The effect is that both FLOP count $F$ and parameter count $P$ halve, but their ratio $\Phi = F/P$ remains invariant. Empirical results on vision architectures (ResMLP, DeiT-ViT, ConvNeXt) confirm that such equivariant models achieve a 50% reduction in both FLOPs and parameters while matching or slightly exceeding standard (non-equivariant) baseline accuracy. Inference speed is boosted by 30–50% with maintained accuracy on ImageNet-1K.

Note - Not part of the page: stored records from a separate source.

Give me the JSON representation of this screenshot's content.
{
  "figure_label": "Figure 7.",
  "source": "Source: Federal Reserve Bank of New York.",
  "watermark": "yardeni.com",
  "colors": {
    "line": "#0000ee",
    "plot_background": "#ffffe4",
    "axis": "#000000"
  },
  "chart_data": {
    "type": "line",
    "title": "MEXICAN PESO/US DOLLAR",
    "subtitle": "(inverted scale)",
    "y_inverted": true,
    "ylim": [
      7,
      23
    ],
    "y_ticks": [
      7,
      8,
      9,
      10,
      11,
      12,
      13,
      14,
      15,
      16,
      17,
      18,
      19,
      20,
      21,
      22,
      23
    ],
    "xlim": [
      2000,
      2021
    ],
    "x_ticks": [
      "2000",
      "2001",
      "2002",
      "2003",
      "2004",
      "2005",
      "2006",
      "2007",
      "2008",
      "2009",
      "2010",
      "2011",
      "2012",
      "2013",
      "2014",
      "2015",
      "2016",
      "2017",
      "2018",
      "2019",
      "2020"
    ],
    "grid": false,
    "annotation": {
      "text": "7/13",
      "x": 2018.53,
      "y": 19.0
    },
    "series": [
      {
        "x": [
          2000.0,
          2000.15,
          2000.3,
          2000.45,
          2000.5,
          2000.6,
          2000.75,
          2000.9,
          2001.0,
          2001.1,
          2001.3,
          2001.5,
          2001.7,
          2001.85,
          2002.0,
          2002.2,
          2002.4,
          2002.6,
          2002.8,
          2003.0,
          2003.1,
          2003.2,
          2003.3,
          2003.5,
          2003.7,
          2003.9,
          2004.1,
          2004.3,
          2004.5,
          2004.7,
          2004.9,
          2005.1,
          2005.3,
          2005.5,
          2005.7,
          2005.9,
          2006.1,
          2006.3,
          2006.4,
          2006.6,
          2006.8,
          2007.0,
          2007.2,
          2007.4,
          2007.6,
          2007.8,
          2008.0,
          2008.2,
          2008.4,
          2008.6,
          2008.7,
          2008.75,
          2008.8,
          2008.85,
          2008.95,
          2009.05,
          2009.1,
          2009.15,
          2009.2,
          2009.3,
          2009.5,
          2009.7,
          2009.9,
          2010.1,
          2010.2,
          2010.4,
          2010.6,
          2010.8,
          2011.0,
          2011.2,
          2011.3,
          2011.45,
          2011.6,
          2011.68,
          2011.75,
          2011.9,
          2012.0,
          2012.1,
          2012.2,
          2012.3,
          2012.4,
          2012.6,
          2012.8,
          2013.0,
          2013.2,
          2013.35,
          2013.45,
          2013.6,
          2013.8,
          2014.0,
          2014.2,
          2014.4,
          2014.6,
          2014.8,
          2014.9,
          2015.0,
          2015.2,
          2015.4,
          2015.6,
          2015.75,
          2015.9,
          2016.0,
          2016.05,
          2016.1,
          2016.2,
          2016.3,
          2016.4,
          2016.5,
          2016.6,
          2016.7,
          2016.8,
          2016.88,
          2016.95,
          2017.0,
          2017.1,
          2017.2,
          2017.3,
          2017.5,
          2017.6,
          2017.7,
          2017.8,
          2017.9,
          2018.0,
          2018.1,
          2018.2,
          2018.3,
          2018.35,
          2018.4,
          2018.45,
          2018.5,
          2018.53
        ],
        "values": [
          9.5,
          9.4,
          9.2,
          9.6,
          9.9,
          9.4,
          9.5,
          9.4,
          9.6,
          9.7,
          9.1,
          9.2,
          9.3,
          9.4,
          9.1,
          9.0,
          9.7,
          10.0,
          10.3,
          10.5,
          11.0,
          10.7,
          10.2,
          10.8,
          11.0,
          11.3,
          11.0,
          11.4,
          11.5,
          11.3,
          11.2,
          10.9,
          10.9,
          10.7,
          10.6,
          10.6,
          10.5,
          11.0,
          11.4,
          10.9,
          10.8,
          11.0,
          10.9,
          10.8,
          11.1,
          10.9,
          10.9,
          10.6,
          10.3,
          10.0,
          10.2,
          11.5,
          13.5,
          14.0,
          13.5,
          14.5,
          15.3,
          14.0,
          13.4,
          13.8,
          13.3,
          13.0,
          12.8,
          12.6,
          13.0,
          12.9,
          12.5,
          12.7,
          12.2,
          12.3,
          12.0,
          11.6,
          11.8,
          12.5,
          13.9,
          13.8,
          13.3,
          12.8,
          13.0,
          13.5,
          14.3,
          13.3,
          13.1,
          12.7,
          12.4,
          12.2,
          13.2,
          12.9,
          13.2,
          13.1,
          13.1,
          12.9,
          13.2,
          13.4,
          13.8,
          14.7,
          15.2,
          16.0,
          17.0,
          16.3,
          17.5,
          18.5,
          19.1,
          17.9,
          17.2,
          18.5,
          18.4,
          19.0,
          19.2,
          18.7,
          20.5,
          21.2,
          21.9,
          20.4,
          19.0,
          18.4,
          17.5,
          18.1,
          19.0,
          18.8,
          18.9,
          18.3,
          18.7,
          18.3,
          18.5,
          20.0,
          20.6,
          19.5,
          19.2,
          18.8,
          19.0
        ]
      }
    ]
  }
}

This explicit FLOPs-per-parameter equivalence demonstrates how symmetry exploitation can lead to architectures with provable efficiency not just in parameter count but also in computational workload, supporting scalable, high-throughput deployment (Bökman et al., 7 Feb 2025).

5. Connections to Derived Categories and Flop-Equivalences

Within algebraic geometry, “FLoPS-PA” terminology also appears in studies of derived categories associated to flops. In Jiang–Leung's formalism, fully faithful Fourier–Mukai functors and semiorthogonal decompositions relate the derived categories of two crepant resolutions connected by a flop (Jiang et al., 2018). The “flop–flop=twist” phenomenon characterizes certain autoequivalences as spherical twists, and the perverse Schober structure reflects the categorification of the geometry of flops. Applications include blowup formulas, projectivizations, and the study of symmetry within moduli spaces of sheaves or curves, encoding deep structural properties of the derived category under flop transitions.

6. Significance and Cross-Domain Interpretations

The recurring FLoPS-PA concept reflects a rigorous, FLOP-aware approach to quantifying performance, stability, or categorical equivalence under explicit algebraic or computational constraints. Whether in metric geometry (canonical metric existence obstructions (Cheltsov et al., 2015)), algorithm selection (runtime discriminants (Sankaran et al., 2022)), network compression (joint FLOP/parameter budgets (Meng et al., 2024)), or symmetry-aware neural network design (block-diagonal invariance (Bökman et al., 7 Feb 2025)), FLoPS-PA encodes a shift to fully quantitative, tractable, and often explicitly computable methodologies across fields.

A plausible implication is that, as system complexity increases, explicitly FLOP-aware frameworks—augmented by statistical validation, mixed-integer optimization, and symmetry-based reductions—will become increasingly necessary for both theoretical tractability and practical deployment in scientific and machine learning applications.